It is my belief (opinions are solely my own) that level 4 driving is 10 years away at best, and true level 5 will never ever happen with any manufacturer. I think Tesla has done well in the space of demonstrating self-driving, but Musk’s continued promises of full self-driving have gone from eyebrow-raising to eye-rolling.

I just sincerely doubt the magical future we’re hoping for will arrive.


Level 5 self-driving will never be delivered on models that Tesla delivers now.

Their cars are attractive but they will lack the hardware for level 5 when it comes, and anyway will most likely be past their end-of-life then.


I should hope that “all the hardware is there for level5” also means that it operates as a very good level 2 until Tesla enables autonomy - which happens when software and approvals are ready - which may be a decade.

If they sell something now that has hardware for level 5 but neither software nor approval for level 5, but they weasel-maket it as “autopilot” and users can enable a mode where they can let go of the wheel - then they are just criminal.


Numerous times we were promised 'Level 5' self driving cars last year:

> Tesla 'very close' to level 5 autonomous driving technology - Musk says [0]

> Level 5 Self Driving Cars this year (2020) [1]

Now, it is admitted that it is Level 2. So its not 'Full Self-Driving' as promised.

When will the Elon fanatics stop listening to his bullsh*t?

[0] https://www.reuters.com/article/us-tesla-autonomous-idUSKBN2...

[1] https://www.forbes.com/sites/johnkoetsier/2020/07/09/elon-mu...


There are several levels of driving automation, from 0 (warning system) to 5 (completely robotic taxi) But in exec speak it goes: self driving, to truly self driving, to really truly self driving, to seriously self driving, to this time it's self driving for realz, and so on...

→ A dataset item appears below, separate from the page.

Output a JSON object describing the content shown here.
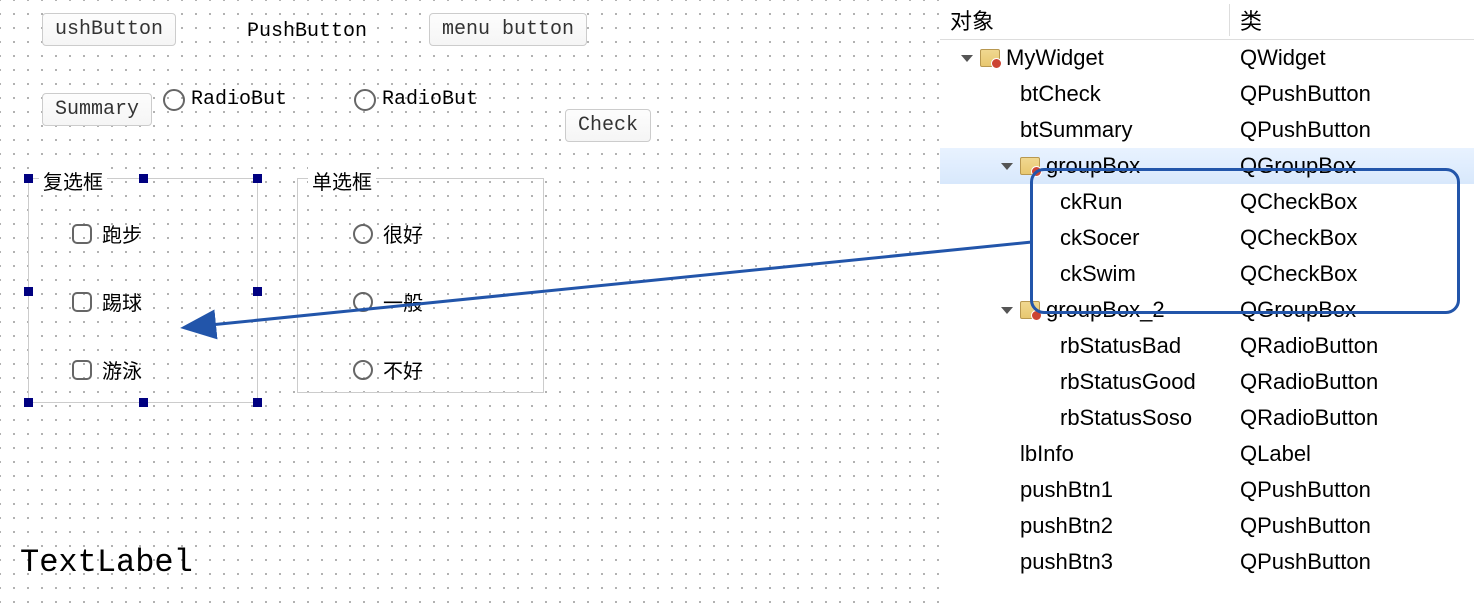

Teslas are considered level 2/3, and since he said the car will be able to pick you up in a parking lot...I guess he means level 5!? I'm doubtful they could make such a qualitative jump in one year


As someone who owns a Tesla, I think a lot of people want level 3 even if they don't realize it. Obviously if level 4 was available, people would go for it, but perfect is the enemy of good, and even with Tesla's L2 technology, it makes driving significantly easier. Continuously being ready to take over control vs controlling is a huge leap already.

Tesla is marketing it as a level 5 system. They don't directly say that of course, but they are implying strongly it is level 5 and that is enough.

It doesn’t seem at all guaranteed that Tesla can ever achieve Level 5 autonomy, in any timeline, using the hardware deployed into Tesla vehicles today which were sold with “Full Self Driving” (FSD) as the $$$ expensive upgrade option.

I doled out ~$5000 for FSD on a Model 3 Performance bought 2018 which has now had a new computer fitted (at no cost to me) and always considered FSD pretty much a “bet”, which is not IMHO a complete loss since the HW3 upgrade got me more Level 2 features on a 2018 MY vehicle, something which is quite unprecedented in the auto industry.

I suspect Elon may be wrong about LIDAR and for any manufacturer to get to Level 5, it may be required and cannot be replaced entirely by cameras and computer vision. Since it is not present on any Tesla today and cannot be sanely retrofitted, barring what feels like a miracle to me, the “Defects per Million Miles” (e.g. disengagements, and accidents leading to property damage or non-fatal injury) and the “Fatalities per Million Miles” (where one was enough to tank others Autonomous Driving programs) will probably continue too high for public and regulatory acceptance that Tesla has attained Level 5 autonomy with their current vehicles and their current hardware.


One thing you can bet on is that virtually every carmaker is over-hyping their technology. Expect "Level 5" tech to be more like Level 4, "Level 4" to be more like Level 3, and so on.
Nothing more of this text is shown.